A link from the WordPress dashboard took me to one of the many post-Christian, de-conversion blogs. I didn’t realise that’s where I was heading when I clicked on the link, but I find it interesting to understand better the loss of faith. Most of the people I deal with daily are of the never-had-faith type.
I think we all go through the dark night of the soul. Different people deal with it in different ways. Unlike well-meaning commenters on these blogs, I have no interest in Bible proof-texting them back to faith. In fact, I find most of these well-meaning attempts using an approach that has been directly rejected by the de-converting or de-converted.
I certainly haven’t seen lots of these blogs, so I don’t presume that the crisis of faith comes to each person in the same way. However, the ones I have seen seem to have a similar background. I have see ex-Catholics mostly describing their disaffection with things that’s aren’t actually Catholic dogma. However, most of the deconversion seems to be from Evangelicalism. The former evangelicals are sometimes pastors or other sorts of leaders. They are well-versed in the Scriptures.

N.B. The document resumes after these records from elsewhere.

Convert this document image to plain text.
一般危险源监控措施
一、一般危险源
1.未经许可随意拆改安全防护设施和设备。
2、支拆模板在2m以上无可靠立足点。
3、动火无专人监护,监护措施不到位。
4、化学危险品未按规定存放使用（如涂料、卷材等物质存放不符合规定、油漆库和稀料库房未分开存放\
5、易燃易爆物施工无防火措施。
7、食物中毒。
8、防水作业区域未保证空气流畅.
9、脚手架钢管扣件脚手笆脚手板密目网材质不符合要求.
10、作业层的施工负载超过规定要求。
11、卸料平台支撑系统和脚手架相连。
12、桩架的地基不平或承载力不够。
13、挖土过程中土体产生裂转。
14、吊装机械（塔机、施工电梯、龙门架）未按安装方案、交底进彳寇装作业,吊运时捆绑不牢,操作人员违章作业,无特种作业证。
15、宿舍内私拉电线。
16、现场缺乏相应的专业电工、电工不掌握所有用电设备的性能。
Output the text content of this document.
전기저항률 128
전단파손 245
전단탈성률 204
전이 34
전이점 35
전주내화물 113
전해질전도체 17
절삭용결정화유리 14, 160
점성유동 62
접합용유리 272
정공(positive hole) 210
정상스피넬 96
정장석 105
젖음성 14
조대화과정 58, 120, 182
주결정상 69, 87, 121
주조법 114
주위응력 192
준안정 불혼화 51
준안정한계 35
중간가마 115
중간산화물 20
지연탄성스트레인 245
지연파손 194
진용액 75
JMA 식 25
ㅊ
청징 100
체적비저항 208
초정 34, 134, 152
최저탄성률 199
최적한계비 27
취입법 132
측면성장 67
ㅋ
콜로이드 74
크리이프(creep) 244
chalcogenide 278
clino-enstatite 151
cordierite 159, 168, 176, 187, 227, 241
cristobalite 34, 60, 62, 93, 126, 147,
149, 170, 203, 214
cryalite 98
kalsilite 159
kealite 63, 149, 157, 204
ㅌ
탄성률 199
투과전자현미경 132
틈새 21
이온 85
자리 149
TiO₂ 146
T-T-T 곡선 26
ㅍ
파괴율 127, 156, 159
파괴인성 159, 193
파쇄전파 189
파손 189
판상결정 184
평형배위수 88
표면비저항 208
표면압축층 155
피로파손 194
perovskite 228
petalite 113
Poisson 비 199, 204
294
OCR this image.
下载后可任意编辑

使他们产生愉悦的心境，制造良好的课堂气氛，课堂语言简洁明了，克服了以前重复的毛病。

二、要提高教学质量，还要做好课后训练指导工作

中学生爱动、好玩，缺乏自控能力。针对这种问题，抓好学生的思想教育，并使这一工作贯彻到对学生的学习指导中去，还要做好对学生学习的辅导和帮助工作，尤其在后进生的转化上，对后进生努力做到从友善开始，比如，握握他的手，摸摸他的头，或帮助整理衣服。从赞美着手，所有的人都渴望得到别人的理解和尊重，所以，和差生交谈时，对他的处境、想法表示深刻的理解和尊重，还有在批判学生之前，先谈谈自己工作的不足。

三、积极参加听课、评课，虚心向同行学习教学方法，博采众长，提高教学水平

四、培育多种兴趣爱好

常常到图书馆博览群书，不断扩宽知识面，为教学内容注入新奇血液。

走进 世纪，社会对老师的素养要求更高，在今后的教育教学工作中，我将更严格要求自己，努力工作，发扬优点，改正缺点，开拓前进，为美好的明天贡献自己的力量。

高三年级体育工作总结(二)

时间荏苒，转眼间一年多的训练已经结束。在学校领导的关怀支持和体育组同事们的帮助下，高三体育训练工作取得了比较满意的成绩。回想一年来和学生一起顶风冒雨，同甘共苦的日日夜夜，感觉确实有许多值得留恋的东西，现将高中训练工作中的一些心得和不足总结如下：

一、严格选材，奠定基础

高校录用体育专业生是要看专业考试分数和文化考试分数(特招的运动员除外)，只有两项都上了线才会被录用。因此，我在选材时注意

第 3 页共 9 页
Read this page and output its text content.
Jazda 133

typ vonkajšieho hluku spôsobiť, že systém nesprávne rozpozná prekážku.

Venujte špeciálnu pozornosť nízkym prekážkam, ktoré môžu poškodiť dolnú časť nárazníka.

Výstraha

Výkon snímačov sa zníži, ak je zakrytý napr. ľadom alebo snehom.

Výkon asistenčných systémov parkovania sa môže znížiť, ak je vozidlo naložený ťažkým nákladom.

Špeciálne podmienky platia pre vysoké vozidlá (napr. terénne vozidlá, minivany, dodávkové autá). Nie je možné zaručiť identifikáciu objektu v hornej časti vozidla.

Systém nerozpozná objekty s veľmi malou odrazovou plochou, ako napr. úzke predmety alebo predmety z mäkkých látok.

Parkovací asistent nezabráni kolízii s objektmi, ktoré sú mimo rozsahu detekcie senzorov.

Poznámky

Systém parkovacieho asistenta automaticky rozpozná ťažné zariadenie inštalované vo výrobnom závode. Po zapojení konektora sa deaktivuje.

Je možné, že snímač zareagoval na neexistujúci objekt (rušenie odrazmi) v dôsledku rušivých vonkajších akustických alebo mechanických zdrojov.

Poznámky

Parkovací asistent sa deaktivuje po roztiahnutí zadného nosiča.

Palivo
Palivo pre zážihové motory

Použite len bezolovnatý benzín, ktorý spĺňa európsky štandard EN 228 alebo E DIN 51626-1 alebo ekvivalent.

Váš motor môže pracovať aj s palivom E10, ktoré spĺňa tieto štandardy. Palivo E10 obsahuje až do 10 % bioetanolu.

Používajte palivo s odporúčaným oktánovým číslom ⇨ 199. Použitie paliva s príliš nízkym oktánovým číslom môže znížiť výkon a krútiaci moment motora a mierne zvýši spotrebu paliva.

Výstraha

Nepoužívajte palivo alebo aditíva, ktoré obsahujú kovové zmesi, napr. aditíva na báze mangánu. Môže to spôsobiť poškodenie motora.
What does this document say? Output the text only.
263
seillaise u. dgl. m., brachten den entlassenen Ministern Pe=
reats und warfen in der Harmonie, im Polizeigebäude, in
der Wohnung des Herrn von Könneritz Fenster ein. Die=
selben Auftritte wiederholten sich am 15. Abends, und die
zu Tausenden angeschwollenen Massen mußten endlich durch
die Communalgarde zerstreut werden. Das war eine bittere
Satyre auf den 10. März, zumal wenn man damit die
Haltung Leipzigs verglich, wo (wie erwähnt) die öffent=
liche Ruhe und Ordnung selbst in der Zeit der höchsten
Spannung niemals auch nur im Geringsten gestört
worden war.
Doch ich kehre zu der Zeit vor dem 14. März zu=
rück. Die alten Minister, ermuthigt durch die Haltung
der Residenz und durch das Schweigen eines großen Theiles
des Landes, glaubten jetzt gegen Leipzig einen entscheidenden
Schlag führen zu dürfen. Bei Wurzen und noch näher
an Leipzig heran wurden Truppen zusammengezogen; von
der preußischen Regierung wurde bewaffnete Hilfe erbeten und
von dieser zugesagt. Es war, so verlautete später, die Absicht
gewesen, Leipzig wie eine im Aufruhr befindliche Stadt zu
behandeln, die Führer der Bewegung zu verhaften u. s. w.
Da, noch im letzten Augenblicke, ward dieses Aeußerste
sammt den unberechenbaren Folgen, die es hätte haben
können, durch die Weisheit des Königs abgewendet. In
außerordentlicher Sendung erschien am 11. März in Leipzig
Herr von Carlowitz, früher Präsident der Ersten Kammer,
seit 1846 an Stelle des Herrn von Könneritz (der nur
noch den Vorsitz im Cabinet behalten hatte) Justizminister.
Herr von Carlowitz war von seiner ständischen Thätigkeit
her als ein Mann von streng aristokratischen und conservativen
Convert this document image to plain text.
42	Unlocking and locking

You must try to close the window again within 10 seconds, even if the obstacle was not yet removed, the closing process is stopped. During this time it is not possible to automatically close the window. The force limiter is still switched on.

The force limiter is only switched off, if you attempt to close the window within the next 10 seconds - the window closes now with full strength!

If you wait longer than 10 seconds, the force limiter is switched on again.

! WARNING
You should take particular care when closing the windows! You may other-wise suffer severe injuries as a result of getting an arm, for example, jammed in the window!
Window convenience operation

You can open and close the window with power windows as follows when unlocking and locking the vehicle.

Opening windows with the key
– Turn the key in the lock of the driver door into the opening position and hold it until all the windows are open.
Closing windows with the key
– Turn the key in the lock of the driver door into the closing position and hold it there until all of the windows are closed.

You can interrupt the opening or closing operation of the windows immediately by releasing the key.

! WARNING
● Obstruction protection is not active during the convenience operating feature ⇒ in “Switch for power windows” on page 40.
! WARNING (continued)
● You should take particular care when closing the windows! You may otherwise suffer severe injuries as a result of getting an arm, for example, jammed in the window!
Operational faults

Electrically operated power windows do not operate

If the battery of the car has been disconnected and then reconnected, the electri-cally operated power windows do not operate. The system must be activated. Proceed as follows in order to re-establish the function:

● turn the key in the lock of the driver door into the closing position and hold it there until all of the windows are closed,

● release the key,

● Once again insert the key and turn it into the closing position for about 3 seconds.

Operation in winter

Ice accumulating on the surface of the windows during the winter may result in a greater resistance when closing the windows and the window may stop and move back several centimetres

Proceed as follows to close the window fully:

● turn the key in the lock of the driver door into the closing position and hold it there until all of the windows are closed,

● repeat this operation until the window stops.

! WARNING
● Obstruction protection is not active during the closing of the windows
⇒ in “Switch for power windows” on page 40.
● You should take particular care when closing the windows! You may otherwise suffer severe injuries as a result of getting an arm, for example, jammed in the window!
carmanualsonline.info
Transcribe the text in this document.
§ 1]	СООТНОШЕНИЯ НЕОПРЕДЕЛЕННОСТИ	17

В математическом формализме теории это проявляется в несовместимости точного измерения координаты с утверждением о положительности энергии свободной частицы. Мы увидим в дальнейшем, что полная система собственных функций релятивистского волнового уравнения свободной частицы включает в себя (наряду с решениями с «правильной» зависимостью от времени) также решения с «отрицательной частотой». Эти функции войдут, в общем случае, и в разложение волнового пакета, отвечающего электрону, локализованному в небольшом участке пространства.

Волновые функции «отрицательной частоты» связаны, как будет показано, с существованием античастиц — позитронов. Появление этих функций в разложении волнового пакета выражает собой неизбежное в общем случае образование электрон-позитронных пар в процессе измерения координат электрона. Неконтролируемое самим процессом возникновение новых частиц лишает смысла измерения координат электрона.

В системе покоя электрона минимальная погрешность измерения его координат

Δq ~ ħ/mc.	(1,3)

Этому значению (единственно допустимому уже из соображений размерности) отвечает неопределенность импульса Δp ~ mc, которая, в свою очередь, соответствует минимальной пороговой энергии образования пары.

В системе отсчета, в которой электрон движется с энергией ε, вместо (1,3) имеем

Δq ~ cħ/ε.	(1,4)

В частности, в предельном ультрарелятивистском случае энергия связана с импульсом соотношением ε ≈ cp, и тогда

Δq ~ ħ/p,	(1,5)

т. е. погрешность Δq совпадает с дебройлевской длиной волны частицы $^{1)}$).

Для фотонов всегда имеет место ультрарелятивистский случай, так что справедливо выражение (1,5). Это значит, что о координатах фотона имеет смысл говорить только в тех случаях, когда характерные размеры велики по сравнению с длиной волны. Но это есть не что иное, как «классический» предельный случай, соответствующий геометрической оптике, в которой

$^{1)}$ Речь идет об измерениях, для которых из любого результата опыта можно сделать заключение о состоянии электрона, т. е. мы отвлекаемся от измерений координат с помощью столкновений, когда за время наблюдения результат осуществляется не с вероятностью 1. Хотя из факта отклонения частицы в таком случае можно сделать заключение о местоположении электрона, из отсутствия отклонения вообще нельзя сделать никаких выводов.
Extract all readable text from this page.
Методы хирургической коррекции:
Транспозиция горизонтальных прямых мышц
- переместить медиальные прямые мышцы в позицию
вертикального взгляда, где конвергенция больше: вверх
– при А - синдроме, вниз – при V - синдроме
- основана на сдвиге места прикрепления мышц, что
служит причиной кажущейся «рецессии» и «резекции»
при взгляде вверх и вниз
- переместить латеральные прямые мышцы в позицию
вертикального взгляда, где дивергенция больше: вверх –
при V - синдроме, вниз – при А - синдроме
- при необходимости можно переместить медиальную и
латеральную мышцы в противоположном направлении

Herein seems to lie the problem. They find internal inconsistencies – or have long been aware of what appear to be internal inconsistencies – in the Scriptures and finally admit that in their Protestant paradigm if the Bible fails everything fails. This exposes a weakness, not in Christianity, but in that Protestant paradigm.
The further a group eschews the Holy Tradition the more it has to adopt a sola scriptura approach. This means that the Word of God is exactly what the text says and the key to the Truth is in finding exactly what the text says. God specifically spoke certain words in Hebrew or Greek and we have to find out exactly which words He used.
Then He put them all together in One Big Book. Now it’s like a giant jigsaw and the work of the biblical scholar is to fit all of the pieces together so that there is a single internal consistency. That’s not to say that there is any consistency in the scholars – otherwise we wouldn’t have the vast discrepancies in commentaries, surveys, handbooks, and other reference materials that span the Protestant theological gamut.
The only problem is the the One Big Book view of the Bible isn’t biblical. The closest thing to a collective reference is Jesus’ reference to the Law and the Prophets. This does not refer to the whole Old Testament, as He makes no reference to the Writings (Ketuvim). References in different biblical sources to “the Word of God” do not somehow look ahead to 66 writings eventually recognised as canonical by Protestants, the 74 recognised by Rome, or even the 77 recognised by Orthodoxy.
Long before I was Orthodox, I realised that using verses like Proverbs 30:5-6 or Revelation 22:18-19 to refer to the unified Bible was completely non-contextual. That would somehow suppose that the Church did not have the full Truth before an agreement was reached over time about even the New Testament canon.
This does not mean that the Bible isn’t inspired by God. The Church, being led by the Holy Spirit, recognised those writings which have been specially inspired by the Holy Spirit. But this is why I don’t have a problem with Protestant Bibles. They may lack 11 writings used by Jesus and the early Church, but what they have is inspired.
As a quick aside. . . It’s not that the Protestant Bible has lacked these writings for a long time. Stories vary slightly as to when they were commonly removed – from just after the American Revolution to the 1820′s – but it seems to be universally agreed that the reason was to save printing costs. Because Protestants refer to them as the Apocrypha, put them in a separate group and sadly, as they were not read often, no one seemed to miss them. It is only post-Revolutionary homegrown American denominations and their progeny that completely rejected them.
But back to my point. . . Once you remove the One Big Book view, it doesn’t matter that there are different ways of saying things, or even times when the individual books say different things. Each book is a way of God telling us things, but God is bigger than all the writings.